I feel bad, as i feel that i’ve been lying… and they might hate me if they find out that i do nothing to contribute to that development. Do u think im overthinking things or they could really end up hating me (the people who thought im busy)?

You’re not lying if you simply post about a new development, without saying something deceiving such as “just completed this development – phew, it was a lot of work but we finally did it!” If you simply share the information, that’s fine. You can still be proud of your company’s achievements, even if it’s not your personal achievement.

If some people think it’s you who worked on it, and they make such comments, you can say “I wasn’t personally involved much in the project, but I am very proud of it, it’s so cool”, or something along those lines. There’s nothing wrong about it.

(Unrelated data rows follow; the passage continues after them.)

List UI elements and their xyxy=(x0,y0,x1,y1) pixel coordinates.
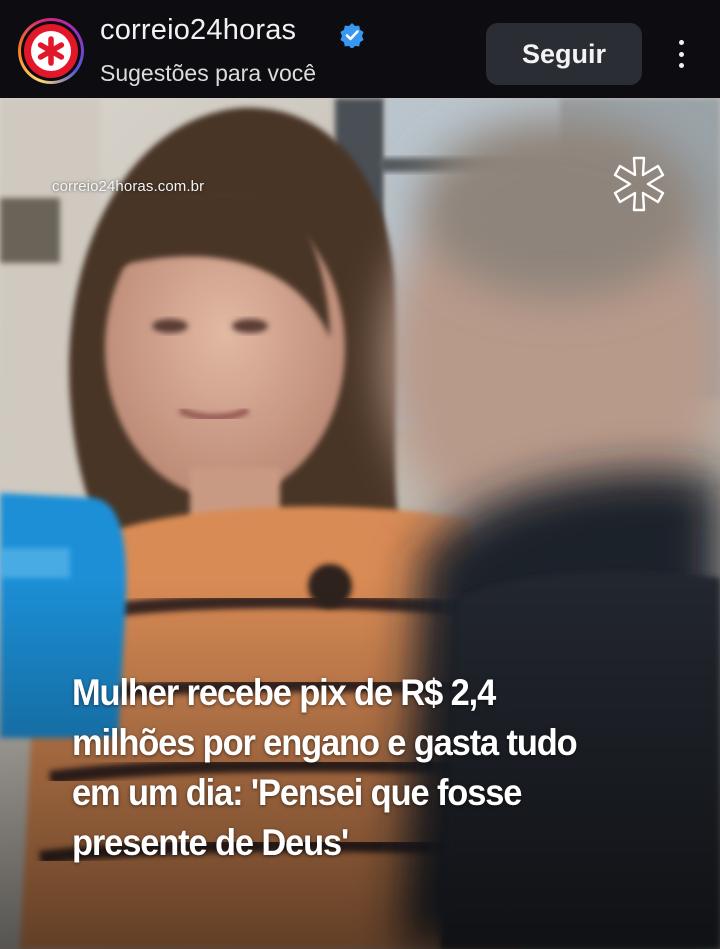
verified-badge-icon xyxy=(340,23,364,48)
more-options-icon[interactable] xyxy=(664,34,698,74)
account-name[interactable]: correio24horas xyxy=(100,14,296,47)
headline-line: em um dia: 'Pensei que fosse xyxy=(72,772,522,813)
profile-avatar[interactable] xyxy=(18,18,84,84)
headline-line: milhões por engano e gasta tudo xyxy=(72,722,578,763)
brand-logo-icon xyxy=(24,24,78,78)
post-header: correio24horas Sugestões para você Segui… xyxy=(0,0,720,98)
suggestion-label: Sugestões para você xyxy=(100,60,317,86)
news-headline: Mulher recebe pix de R$ 2,4 milhões por … xyxy=(72,668,630,868)
post-image[interactable]: correio24horas.com.br Mulher recebe pix … xyxy=(0,98,720,949)
headline-line: presente de Deus' xyxy=(72,822,349,863)
asterisk-logo-icon xyxy=(613,156,665,212)
follow-button[interactable]: Seguir xyxy=(486,23,642,85)
headline-line: Mulher recebe pix de R$ 2,4 xyxy=(72,672,496,713)
site-watermark: correio24horas.com.br xyxy=(52,178,205,195)
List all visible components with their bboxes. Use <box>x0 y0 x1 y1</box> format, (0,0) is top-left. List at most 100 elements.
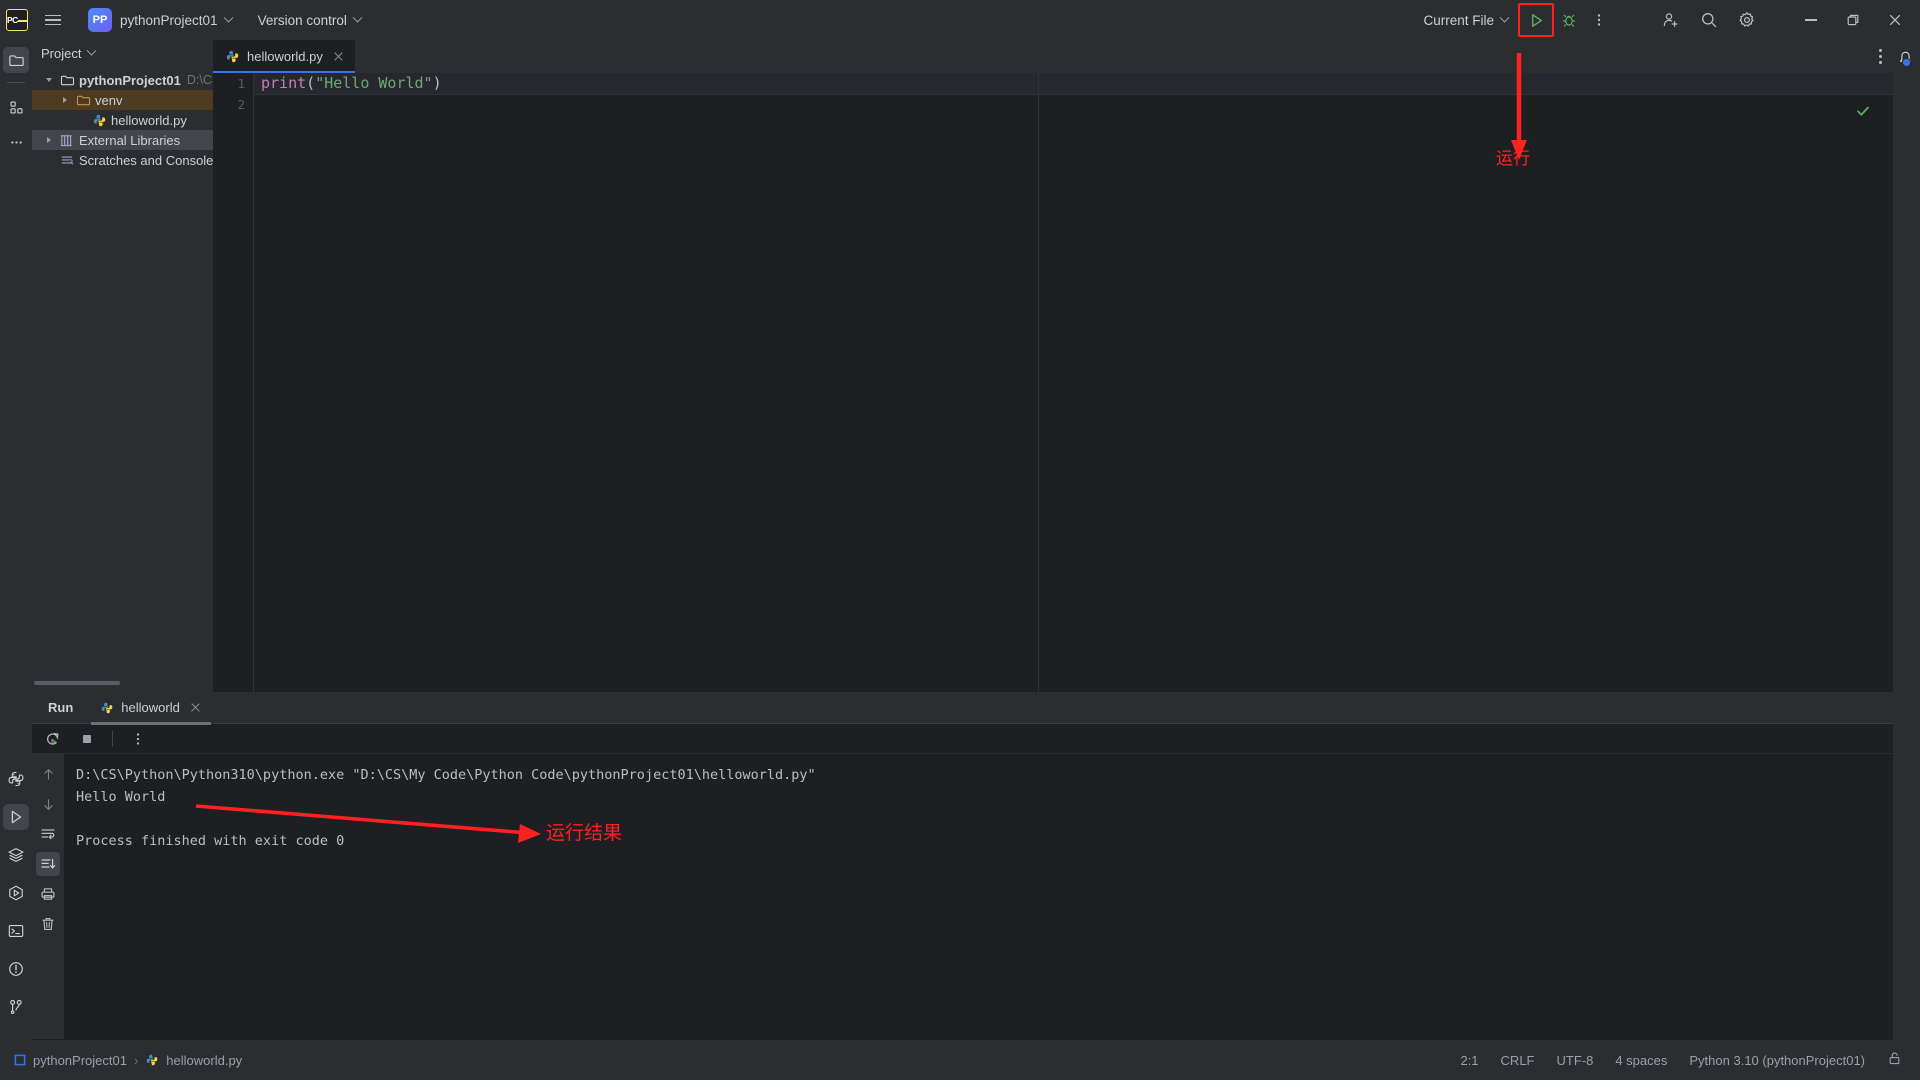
toolbar-separator <box>112 730 113 747</box>
project-selector[interactable]: PP pythonProject01 <box>70 6 236 34</box>
tree-item-venv[interactable]: venv <box>32 90 213 110</box>
version-control-menu[interactable]: Version control <box>254 6 365 34</box>
minimize-button[interactable] <box>1790 0 1832 40</box>
stop-button[interactable] <box>72 725 102 753</box>
python-interpreter[interactable]: Python 3.10 (pythonProject01) <box>1689 1053 1865 1068</box>
project-panel-title: Project <box>41 45 82 61</box>
tool-window-more[interactable] <box>3 129 29 155</box>
editor-area: helloworld.py 12 print("Hello World") <box>213 40 1893 692</box>
breadcrumb-file-label[interactable]: helloworld.py <box>166 1053 242 1068</box>
python-file-icon <box>93 114 105 126</box>
code-token: print <box>261 74 307 92</box>
editor-tab-label: helloworld.py <box>247 49 323 64</box>
close-icon[interactable] <box>332 50 345 63</box>
more-actions-button[interactable] <box>1584 6 1614 34</box>
caret-position[interactable]: 2:1 <box>1460 1053 1478 1068</box>
chevron-collapsed-icon[interactable] <box>40 137 58 143</box>
chevron-collapsed-icon[interactable] <box>56 97 74 103</box>
breadcrumb: pythonProject01 › helloworld.py <box>0 1053 242 1068</box>
chevron-expanded-icon[interactable] <box>40 77 58 83</box>
project-panel-horizontal-scrollbar[interactable] <box>34 681 120 685</box>
editor-tab-bar-actions <box>1867 40 1893 73</box>
tool-window-services[interactable] <box>3 842 29 868</box>
logo-text: PC <box>7 14 18 25</box>
code-editor[interactable]: 12 print("Hello World") <box>213 73 1893 692</box>
editor-tab-helloworld[interactable]: helloworld.py <box>213 40 355 73</box>
tool-window-structure[interactable] <box>3 94 29 120</box>
project-badge-icon: PP <box>88 8 112 32</box>
debug-button[interactable] <box>1554 6 1584 34</box>
close-icon[interactable] <box>189 701 202 714</box>
add-user-icon <box>1663 13 1678 27</box>
problems-icon <box>9 962 23 976</box>
run-panel-side-toolbar <box>32 754 64 1039</box>
soft-wrap-button[interactable] <box>36 822 60 846</box>
clear-all-button[interactable] <box>36 912 60 936</box>
ellipsis-icon <box>10 140 22 144</box>
line-separator[interactable]: CRLF <box>1501 1053 1535 1068</box>
logo-underline <box>17 19 27 22</box>
close-button[interactable] <box>1874 0 1916 40</box>
file-encoding[interactable]: UTF-8 <box>1557 1053 1594 1068</box>
stop-icon <box>83 734 91 743</box>
run-tab-label: helloworld <box>121 700 180 715</box>
code-token: ) <box>432 74 442 92</box>
run-configuration-selector[interactable]: Current File <box>1419 6 1512 34</box>
breadcrumb-project-label[interactable]: pythonProject01 <box>33 1053 127 1068</box>
library-icon <box>60 134 72 146</box>
tree-item-label: venv <box>95 92 123 108</box>
tool-window-problems[interactable] <box>3 956 29 982</box>
run-button-highlight-box <box>1518 3 1554 37</box>
rerun-icon <box>47 732 59 745</box>
run-result-annotation-label: 运行结果 <box>546 822 623 844</box>
tree-item-helloworld-py[interactable]: helloworld.py <box>32 110 213 130</box>
console-line: D:\CS\Python\Python310\python.exe "D:\CS… <box>76 767 816 783</box>
maximize-icon <box>1847 14 1859 26</box>
run-panel-more-button[interactable] <box>123 725 153 753</box>
kebab-icon <box>136 732 140 745</box>
lock-button[interactable] <box>1887 1051 1902 1069</box>
main-menu-icon[interactable] <box>36 0 70 40</box>
tool-window-python-console[interactable] <box>3 766 29 792</box>
editor-gutter[interactable]: 12 <box>213 73 253 692</box>
more-options-icon <box>1597 14 1601 26</box>
structure-icon <box>9 100 23 114</box>
print-button[interactable] <box>36 882 60 906</box>
inspection-status-ok[interactable] <box>1855 103 1871 124</box>
add-user-button[interactable] <box>1656 6 1686 34</box>
run-console-output[interactable]: D:\CS\Python\Python310\python.exe "D:\CS… <box>64 754 1879 1039</box>
project-panel-header[interactable]: Project <box>32 40 213 66</box>
maximize-button[interactable] <box>1832 0 1874 40</box>
tree-item-pythonproject01[interactable]: pythonProject01D:\CS\My <box>32 70 240 90</box>
project-tree: pythonProject01D:\CS\My venv helloworld.py… <box>32 70 240 170</box>
run-config-label: Current File <box>1423 12 1494 28</box>
tool-window-run[interactable] <box>3 804 29 830</box>
arrow-down-icon <box>43 798 53 810</box>
run-tab-helloworld[interactable]: helloworld <box>91 692 211 725</box>
triangle-icon <box>47 137 51 143</box>
title-bar: PC PP pythonProject01 Version control Cu… <box>0 0 1920 40</box>
scroll-down-button[interactable] <box>36 792 60 816</box>
editor-options-button[interactable] <box>1867 40 1893 73</box>
notifications-button[interactable] <box>1897 50 1914 72</box>
project-tool-window: Project pythonProject01D:\CS\My venv hello… <box>32 40 240 692</box>
scroll-to-end-button[interactable] <box>36 852 60 876</box>
run-button[interactable] <box>1518 3 1554 37</box>
python-file-icon-wrap <box>90 113 108 128</box>
tool-window-version-control[interactable] <box>3 994 29 1020</box>
indent-setting[interactable]: 4 spaces <box>1615 1053 1667 1068</box>
tree-item-scratches-and-consoles[interactable]: Scratches and Consoles <box>32 150 220 170</box>
scroll-up-button[interactable] <box>36 762 60 786</box>
tool-window-terminal[interactable] <box>3 918 29 944</box>
lock-icon <box>1889 1052 1900 1065</box>
settings-gear-icon <box>1739 12 1754 27</box>
search-button[interactable] <box>1694 6 1724 34</box>
chevron-down-icon <box>1499 12 1510 23</box>
tree-item-external-libraries[interactable]: External Libraries <box>32 130 213 150</box>
tool-window-debug[interactable] <box>3 880 29 906</box>
rerun-button[interactable] <box>38 725 68 753</box>
debug-hex-icon <box>9 885 23 901</box>
settings-button[interactable] <box>1732 6 1762 34</box>
tool-window-project[interactable] <box>3 47 29 73</box>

If you would consciously deceive people, making them believe it’s your merit and you worked hard on it, that would be deception and it wouldn’t be okay.

I apologize if i’ve been asking the same thing, i just wanna make sure my mind is completely settled… and it’s starting to get better day by day.

I am glad you’re starting to feel better day by day…

As for the girl, she has been someone you’ve been chatting with for 4 years (or even 6 years?) regularly. This means you had a connection, and she was interested in you. It wasn’t necessarily a romantic interest, but it might have been a friendly interest or an undefined interest. Nevertheless, it meant a lot to you because she was maybe the only one who showed sincere interest in you, and it felt so good. Since you have a low self-esteem, you needed someone who cares about you and appreciates you, because you didn’t care about yourself and had all those negative feelings about yourself. She was someone who didn’t condemn you, like you condemned yourself. That’s why she’s so precious in your mind.

As you start developing more self-esteem and start appreciating yourself more, you don’t need to depend on her to give you that positive attention. You can give positive attention (e.g. love, self-compassion, understanding) to yourself. It will be easier to stop obsessing about her, because what you need from her you can actually give to yourself.

I always feel that she’s so lucky that there’s a guy who keeps thinking of her like this.. how lucky it is to be her.

I think it’s because you feel you would be so lucky if there were someone who thinks like that of you. You haven’t experienced that someone has these positive thoughts about you, since you parents rather had negative, worrying thoughts about you. You crave for someone who would have positive, affirming, appreciating thoughts of you.

Well, the first person who needs to have such positive thoughts about you is yourself, Felix. And then, you will be much more relaxed and you won’t worry so much if other people have positive thoughts about you or not. You’ll feel warm around your heart because you love yourself. And you won’t obsess about what other people think of you and whether they hate you. So it all starts with yourself and giving yourself those positive thoughts that you crave from others.